U.S. champions Gracie Gold and Ashley Wagner are at the bottom of the standings, trailing Russian leader Yevgenia Medvedeva after the Grand Prix Final short program in Barcelona on Friday.
Medvedeva, the reigning World junior champion, cleanly landed all of her jumps and scored a personal-best 74.58 points going into Saturday’s free skate.
“I skated the maximum that I can do,” Medvedeva said through a translator at a press conference, adding, according to the International Skating Union, “I tried to perfect what I do and it has worked, I have started to skate better and more like an adult.”
Gold, the 2014 U.S. champion in her first Grand Prix Final, doubled a planned triple flip and two-footed another jump landing. She scored 66.52 points for fifth place of six skaters.
“It wasn’t what I wanted to do here,” Gold said, according to U.S. Figure Skating. “I still feel strong going into the long program knowing that my free skate is one of the best. This wasn’t my goal.”
Wagner, a three-time U.S. champion seeking her fourth straight Grand Prix Final podium, fell on the second jump of a triple-triple combination. She tallied 60.04 points and is in last place after the short program for a second straight Grand Prix Final.
“Today was sloppy,” Wagner said, according to U.S. Figure Skating. “The great thing about the Grand Prix Final is that it’s a bonus to be here, which means it’s a bonus to be able to compete.”
Last year, Wagner improved from sixth after the short program to earn bronze at the Grand Prix Final, the most prestigious annual figure skating competition outside of the World Championships.

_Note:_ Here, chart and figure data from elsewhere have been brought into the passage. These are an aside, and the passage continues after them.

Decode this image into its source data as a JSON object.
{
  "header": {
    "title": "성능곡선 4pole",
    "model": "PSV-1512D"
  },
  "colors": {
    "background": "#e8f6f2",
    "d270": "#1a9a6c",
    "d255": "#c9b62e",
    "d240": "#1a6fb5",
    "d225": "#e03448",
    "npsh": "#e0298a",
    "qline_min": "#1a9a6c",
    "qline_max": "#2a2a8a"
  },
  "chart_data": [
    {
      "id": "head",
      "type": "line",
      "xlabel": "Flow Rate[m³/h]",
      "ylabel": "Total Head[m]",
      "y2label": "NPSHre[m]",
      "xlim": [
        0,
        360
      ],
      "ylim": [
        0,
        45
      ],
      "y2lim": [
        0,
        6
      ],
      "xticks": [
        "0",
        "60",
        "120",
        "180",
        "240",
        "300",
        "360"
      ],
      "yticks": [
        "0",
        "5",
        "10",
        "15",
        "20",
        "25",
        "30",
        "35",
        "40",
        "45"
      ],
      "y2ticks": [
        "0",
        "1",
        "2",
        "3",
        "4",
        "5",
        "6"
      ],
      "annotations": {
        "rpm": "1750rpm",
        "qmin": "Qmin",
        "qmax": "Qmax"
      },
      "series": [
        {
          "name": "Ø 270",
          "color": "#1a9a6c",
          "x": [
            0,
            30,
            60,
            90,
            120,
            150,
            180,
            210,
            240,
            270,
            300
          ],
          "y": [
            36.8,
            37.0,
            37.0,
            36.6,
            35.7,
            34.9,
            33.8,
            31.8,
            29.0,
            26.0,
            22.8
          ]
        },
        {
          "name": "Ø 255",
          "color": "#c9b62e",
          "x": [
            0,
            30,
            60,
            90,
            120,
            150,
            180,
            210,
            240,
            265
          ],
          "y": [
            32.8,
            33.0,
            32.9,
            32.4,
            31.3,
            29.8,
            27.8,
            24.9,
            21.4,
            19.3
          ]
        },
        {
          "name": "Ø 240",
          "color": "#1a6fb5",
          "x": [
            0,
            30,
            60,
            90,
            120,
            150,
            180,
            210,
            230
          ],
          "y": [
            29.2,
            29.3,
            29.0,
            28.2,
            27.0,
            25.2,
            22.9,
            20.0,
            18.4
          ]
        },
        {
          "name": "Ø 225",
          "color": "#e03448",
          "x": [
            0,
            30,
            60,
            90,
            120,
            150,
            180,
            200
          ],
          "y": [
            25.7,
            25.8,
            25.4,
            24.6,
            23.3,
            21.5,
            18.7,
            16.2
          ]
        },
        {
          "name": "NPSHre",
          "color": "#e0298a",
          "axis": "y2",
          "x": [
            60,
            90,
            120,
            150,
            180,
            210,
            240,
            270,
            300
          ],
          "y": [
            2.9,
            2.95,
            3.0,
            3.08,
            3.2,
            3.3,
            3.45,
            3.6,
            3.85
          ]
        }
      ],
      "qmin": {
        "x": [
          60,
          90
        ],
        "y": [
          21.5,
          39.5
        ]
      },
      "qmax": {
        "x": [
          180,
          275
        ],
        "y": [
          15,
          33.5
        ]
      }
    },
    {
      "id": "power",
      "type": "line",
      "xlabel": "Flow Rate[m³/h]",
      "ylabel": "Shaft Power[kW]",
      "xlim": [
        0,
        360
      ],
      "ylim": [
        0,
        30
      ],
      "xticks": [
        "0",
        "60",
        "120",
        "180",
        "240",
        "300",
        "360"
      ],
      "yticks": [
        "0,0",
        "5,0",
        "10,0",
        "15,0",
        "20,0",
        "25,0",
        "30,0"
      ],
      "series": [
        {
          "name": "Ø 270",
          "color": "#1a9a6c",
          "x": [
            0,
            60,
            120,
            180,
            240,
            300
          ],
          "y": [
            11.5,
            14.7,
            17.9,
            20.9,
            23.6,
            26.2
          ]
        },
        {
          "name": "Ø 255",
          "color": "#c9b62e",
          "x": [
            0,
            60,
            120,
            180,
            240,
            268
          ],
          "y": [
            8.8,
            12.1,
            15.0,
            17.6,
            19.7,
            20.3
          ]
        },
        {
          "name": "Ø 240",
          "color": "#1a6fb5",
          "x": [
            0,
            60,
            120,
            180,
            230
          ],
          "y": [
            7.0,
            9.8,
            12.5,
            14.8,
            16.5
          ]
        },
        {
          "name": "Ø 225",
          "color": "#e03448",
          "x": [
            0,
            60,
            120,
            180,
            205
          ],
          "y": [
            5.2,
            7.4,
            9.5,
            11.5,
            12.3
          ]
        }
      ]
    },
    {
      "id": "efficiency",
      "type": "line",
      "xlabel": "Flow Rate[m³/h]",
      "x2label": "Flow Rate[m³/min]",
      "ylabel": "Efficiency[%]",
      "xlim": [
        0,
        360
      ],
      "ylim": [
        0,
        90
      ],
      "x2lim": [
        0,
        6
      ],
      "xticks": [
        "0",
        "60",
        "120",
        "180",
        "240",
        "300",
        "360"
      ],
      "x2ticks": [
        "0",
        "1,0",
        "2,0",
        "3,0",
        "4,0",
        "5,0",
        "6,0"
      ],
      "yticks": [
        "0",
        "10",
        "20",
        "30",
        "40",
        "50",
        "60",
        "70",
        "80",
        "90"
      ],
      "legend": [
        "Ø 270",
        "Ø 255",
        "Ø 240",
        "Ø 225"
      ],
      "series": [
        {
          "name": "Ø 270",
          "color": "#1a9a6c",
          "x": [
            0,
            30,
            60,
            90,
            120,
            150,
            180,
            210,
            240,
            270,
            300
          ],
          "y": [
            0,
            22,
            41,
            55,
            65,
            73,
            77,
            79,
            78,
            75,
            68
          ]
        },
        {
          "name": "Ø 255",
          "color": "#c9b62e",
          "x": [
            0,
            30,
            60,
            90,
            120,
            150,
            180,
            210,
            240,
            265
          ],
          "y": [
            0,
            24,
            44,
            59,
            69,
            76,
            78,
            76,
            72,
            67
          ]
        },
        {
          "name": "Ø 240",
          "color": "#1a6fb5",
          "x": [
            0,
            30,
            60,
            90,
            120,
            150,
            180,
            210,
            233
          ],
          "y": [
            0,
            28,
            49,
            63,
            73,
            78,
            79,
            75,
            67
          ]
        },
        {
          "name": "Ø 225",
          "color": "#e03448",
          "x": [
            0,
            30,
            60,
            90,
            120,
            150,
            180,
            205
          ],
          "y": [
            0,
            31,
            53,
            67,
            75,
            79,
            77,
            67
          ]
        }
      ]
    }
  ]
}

“I would love to be able to do something very similar to what I pulled off last year,” Wagner said. “I’m up against a very difficult field, and tomorrow is another day. I’m also getting sick of saying that tomorrow is another day.”
Japan’s Mao Asada, seeking to become the first singles skater to win five Grand Prix Finals, was in great shape until her last jump. She singled a planned triple Lutz and is in third place with 69.13 points, behind Medvedeva and another Russian, Yelena Radionova.
“I made one major mistake today, and I regret that, but overall performance I don’t think it was too bad,” Asada said through a translator at a press conference.
Icenetwork.com will provide live coverage of Saturday’s free skates (ice dance at 11:25 a.m. ET, women at 1:45 p.m., men at 3 p.m.) for subscribers. NBC will air coverage Dec. 20 from 4-6 p.m. ET.
Earlier Friday, Russian Olympic pairs silver medalists Ksenia Stolbova and Fedor Klimov recorded the second-highest pairs free skate score in the decade-old scoring system en route to gold.
They posted 154.60 points, .06 shy of the mark set by fellow Russians Tatyana Volozoshar and Maksim Trankov at 2013 Skate America.
Stolbova and Klimov, who also topped Thursday’s short program, finished 12.77 points ahead of Canadian World champions Meagan Duhamel and Eric Radford. Russians Yuko Kavaguti and Alexander Smirnov took bronze.
Alexa Scimeca and Chris Knierim, the first U.S. pair to make a Grand Prix Final since 2007, finished in last place (seventh overall) after they both fell in their free skate.
In the short dance, Canadians Kaitlyn Weaver and Andrew Poje scored 72.75 to lead by 1.11 over U.S. rivals Madison Chock and Evan Bates. They went one-two at last year’s Grand Prix Final.